Posted by: Marcus Arvan | 11/20/2014 at 07:06 PM
Hi Marcus,
I think many philosophical arguments do not pay enough attention to the possibility that the words that they're using are not precise enough for the task at hand - so, there is no fact of the matter about at least some of the issues under consideration, even key ones -, so in a way I'm sympathetic to Graber's argument.
On the other hand, part of your description makes me think I would probably disagree with a number of his points, maybe the central one. Still, I would need to read Graber's argument to assess that better.
That aside, I have a couple of quick points (but I have not read the paper, so there is that):
1. With regard to water and H2O, the vast majority of people are not familiar with the relevant philosophical arguments, and people keep learning how to use "water" as they did before, so probably the way they use the words has not been affected.
That suggests one can still test the theory about the meaning of the word "water" - as the term is used colloquially, at least usually - that holds that the meaning is such that if water is actually composed of H2O here on Earth, it's impossible that water be composed of anything other than H2O.
For example, one might present those scenarios to people who haven't read the relevant arguments, but who know that water is composed of H2O. Perhaps, students of physics, chemistry, medicine, etc., would be good candidates.
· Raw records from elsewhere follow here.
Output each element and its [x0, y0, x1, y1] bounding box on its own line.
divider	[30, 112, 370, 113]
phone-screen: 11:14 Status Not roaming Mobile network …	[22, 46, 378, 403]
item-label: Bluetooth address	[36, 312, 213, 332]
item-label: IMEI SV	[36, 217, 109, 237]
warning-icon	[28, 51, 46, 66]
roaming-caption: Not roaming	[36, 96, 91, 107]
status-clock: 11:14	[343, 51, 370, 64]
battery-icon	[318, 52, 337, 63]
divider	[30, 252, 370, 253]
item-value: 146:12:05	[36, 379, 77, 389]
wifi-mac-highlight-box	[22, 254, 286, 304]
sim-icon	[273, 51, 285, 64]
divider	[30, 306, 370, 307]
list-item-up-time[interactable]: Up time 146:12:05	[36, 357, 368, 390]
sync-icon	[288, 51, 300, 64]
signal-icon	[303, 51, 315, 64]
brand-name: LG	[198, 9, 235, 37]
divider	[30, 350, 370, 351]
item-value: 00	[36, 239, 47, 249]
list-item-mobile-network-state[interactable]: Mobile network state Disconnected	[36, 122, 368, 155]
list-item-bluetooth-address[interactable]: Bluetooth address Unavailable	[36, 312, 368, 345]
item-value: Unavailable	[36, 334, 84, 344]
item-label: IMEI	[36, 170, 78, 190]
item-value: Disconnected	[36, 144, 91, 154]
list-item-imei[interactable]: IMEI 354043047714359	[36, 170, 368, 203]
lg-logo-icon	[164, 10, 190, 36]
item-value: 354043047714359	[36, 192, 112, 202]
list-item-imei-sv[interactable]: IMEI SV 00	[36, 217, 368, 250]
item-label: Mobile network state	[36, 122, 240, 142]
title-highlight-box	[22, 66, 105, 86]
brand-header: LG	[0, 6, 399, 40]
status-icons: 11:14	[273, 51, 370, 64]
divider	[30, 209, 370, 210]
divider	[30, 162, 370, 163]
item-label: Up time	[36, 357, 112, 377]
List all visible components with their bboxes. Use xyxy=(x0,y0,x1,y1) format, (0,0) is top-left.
Maybe even philosophy students who haven't been exposed to those arguments earlier.
If possible, the general public too, as long as they roughly understand the meaning of "water is H2O".
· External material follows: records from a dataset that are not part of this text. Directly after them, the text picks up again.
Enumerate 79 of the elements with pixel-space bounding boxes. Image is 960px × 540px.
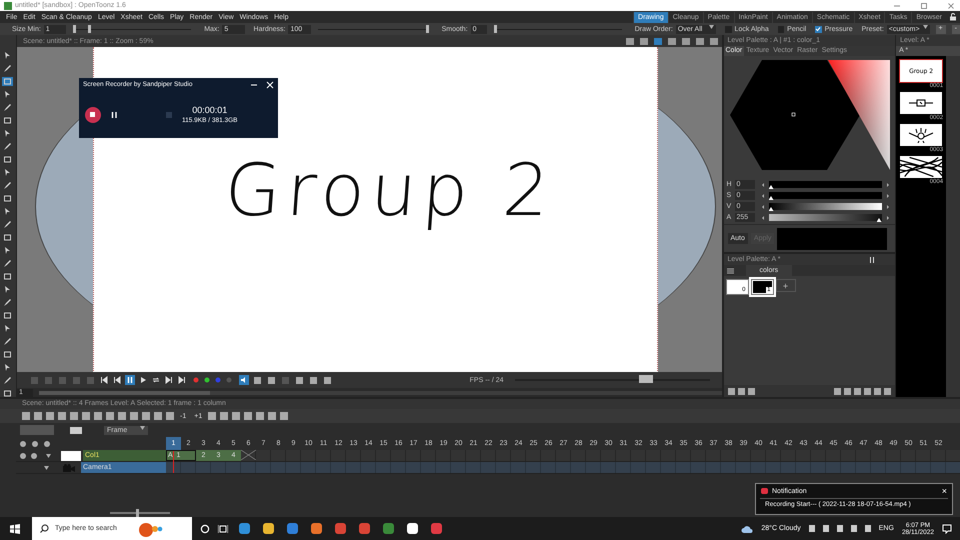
recorder-icon: [761, 488, 768, 494]
tool-icon[interactable]: [2, 142, 14, 151]
left-arrow-icon[interactable]: [760, 204, 764, 208]
tool-icon[interactable]: [2, 116, 14, 125]
checkbox[interactable]: [778, 26, 784, 32]
tray-icon[interactable]: [850, 525, 857, 532]
level-end-mark: [241, 450, 256, 460]
caret-icon[interactable]: [140, 426, 145, 430]
tool-icon[interactable]: [2, 298, 14, 307]
maximize-icon[interactable]: [919, 0, 929, 10]
first-icon[interactable]: [98, 375, 109, 385]
close-button[interactable]: ×: [942, 486, 947, 496]
pause-icon[interactable]: [869, 256, 876, 262]
tool-icon[interactable]: [2, 194, 14, 203]
tool-icon[interactable]: [2, 259, 14, 268]
channel-slider[interactable]: [768, 203, 882, 210]
menu-icon[interactable]: [726, 268, 734, 274]
recording-time: 00:00:01: [192, 105, 228, 115]
last-icon[interactable]: [176, 375, 187, 385]
caret-icon[interactable]: [46, 454, 51, 458]
playhead-line: [173, 451, 174, 473]
sound-icon[interactable]: [238, 375, 249, 385]
close-icon[interactable]: [266, 80, 274, 88]
stop-record-button[interactable]: [84, 106, 101, 122]
next-icon[interactable]: [164, 375, 174, 385]
left-arrow-icon[interactable]: [760, 216, 764, 220]
add-style-button[interactable]: +: [776, 279, 796, 292]
task-view-icon[interactable]: [218, 524, 228, 534]
square-icon: [166, 112, 172, 118]
app-logo-icon: [4, 2, 12, 10]
tray-icon[interactable]: [864, 525, 871, 532]
checkbox[interactable]: [815, 26, 822, 32]
tool-icon[interactable]: [2, 64, 14, 73]
frame-thumbnail[interactable]: [899, 155, 944, 179]
left-arrow-icon[interactable]: [760, 194, 764, 198]
search-icon: [40, 524, 49, 533]
xsheet-toggle-button[interactable]: [20, 425, 54, 435]
drawn-text: Group 2: [222, 148, 558, 232]
right-arrow-icon[interactable]: [886, 182, 890, 186]
tool-icon[interactable]: [2, 233, 14, 242]
tray-icon[interactable]: [808, 525, 815, 532]
tray-icon[interactable]: [822, 525, 829, 532]
windows-start-icon[interactable]: [10, 524, 20, 534]
taskbar-app-icon[interactable]: [260, 520, 276, 536]
tool-icon[interactable]: [2, 181, 14, 190]
camera-icon: [63, 464, 75, 472]
tool-icon[interactable]: [2, 311, 14, 320]
tool-icon[interactable]: [2, 350, 14, 359]
channel-slider[interactable]: [768, 214, 882, 221]
tool-icon[interactable]: [2, 389, 14, 398]
checkbox[interactable]: [725, 26, 732, 32]
right-arrow-icon[interactable]: [886, 194, 890, 198]
tool-icon[interactable]: [2, 376, 14, 385]
lock-icon[interactable]: [949, 13, 957, 21]
channel-slider[interactable]: [768, 181, 882, 188]
notifications-icon[interactable]: [942, 524, 952, 534]
tool-icon[interactable]: [2, 77, 14, 86]
tool-icon[interactable]: [2, 103, 14, 112]
caret-icon[interactable]: [44, 466, 49, 470]
tool-icon[interactable]: [2, 220, 14, 229]
taskbar-app-icon[interactable]: [404, 520, 420, 536]
orb-icon[interactable]: [136, 520, 163, 536]
pause-icon[interactable]: [124, 375, 135, 385]
color-channel-icons[interactable]: [192, 376, 234, 384]
right-arrow-icon[interactable]: [886, 216, 890, 220]
frame-thumbnail[interactable]: [899, 91, 944, 115]
cloud-icon: [741, 524, 754, 532]
prev-icon[interactable]: [112, 375, 122, 385]
frame-thumbnail[interactable]: [899, 123, 944, 147]
loop-icon[interactable]: [150, 375, 161, 385]
tool-icon[interactable]: [2, 337, 14, 346]
right-arrow-icon[interactable]: [886, 204, 890, 208]
tool-icon[interactable]: [2, 272, 14, 281]
channel-slider[interactable]: [768, 192, 882, 199]
column-thumbnail: [61, 450, 81, 460]
cortana-icon[interactable]: [200, 524, 210, 534]
left-arrow-icon[interactable]: [760, 182, 764, 186]
tool-icon[interactable]: [2, 155, 14, 164]
tray-icon[interactable]: [836, 525, 843, 532]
2. On the issue of realism, I think asking students - or anyone else - whether they think moral assessments have realist semantics is a question very different from asking people whether XYZ would be H2O after explaining the scenarios, since in the water case, one is probing [some] people's dispositions to use the word - which, it seems to me, is a way of finding information about the meaning of a word -, whereas in the realism case, one is asking [some] people about their theories about the meaning of a word.
3. Also, on the issue of moral realism, it's intriguing that Graber considers this case as an example, given that he (recently) defends what he calls "mad dog realism", or non-naturalist moral realism. Has he changed his mind on the matter?
4. While I think sometimes there is no fact of the matter until some semantic decision is made, it seems to me that at least the issue of whether some (most, perhaps) metaethical theories are true is not among them.
In particular, it seems very different to describe some feature of the world - mind-dependent or not; "mind-dependent" seems both obscure and imprecise to me -, and to give a command, or express a feeling but without describing the world (as in "boo").
As I see it, if it is the case that some people are describing something (real or not) when they make moral assessments, and some people are expressing some emotion (for example), then they're talking past each other, but in that case, it seems to me that the matter can't be resolved by means of an arbitrary semantic decision, since following such decision would radically alter the use of words by one of the groups - in other words, in a case like that, the meaning of the terms as used by different people would not be close enough for any patching.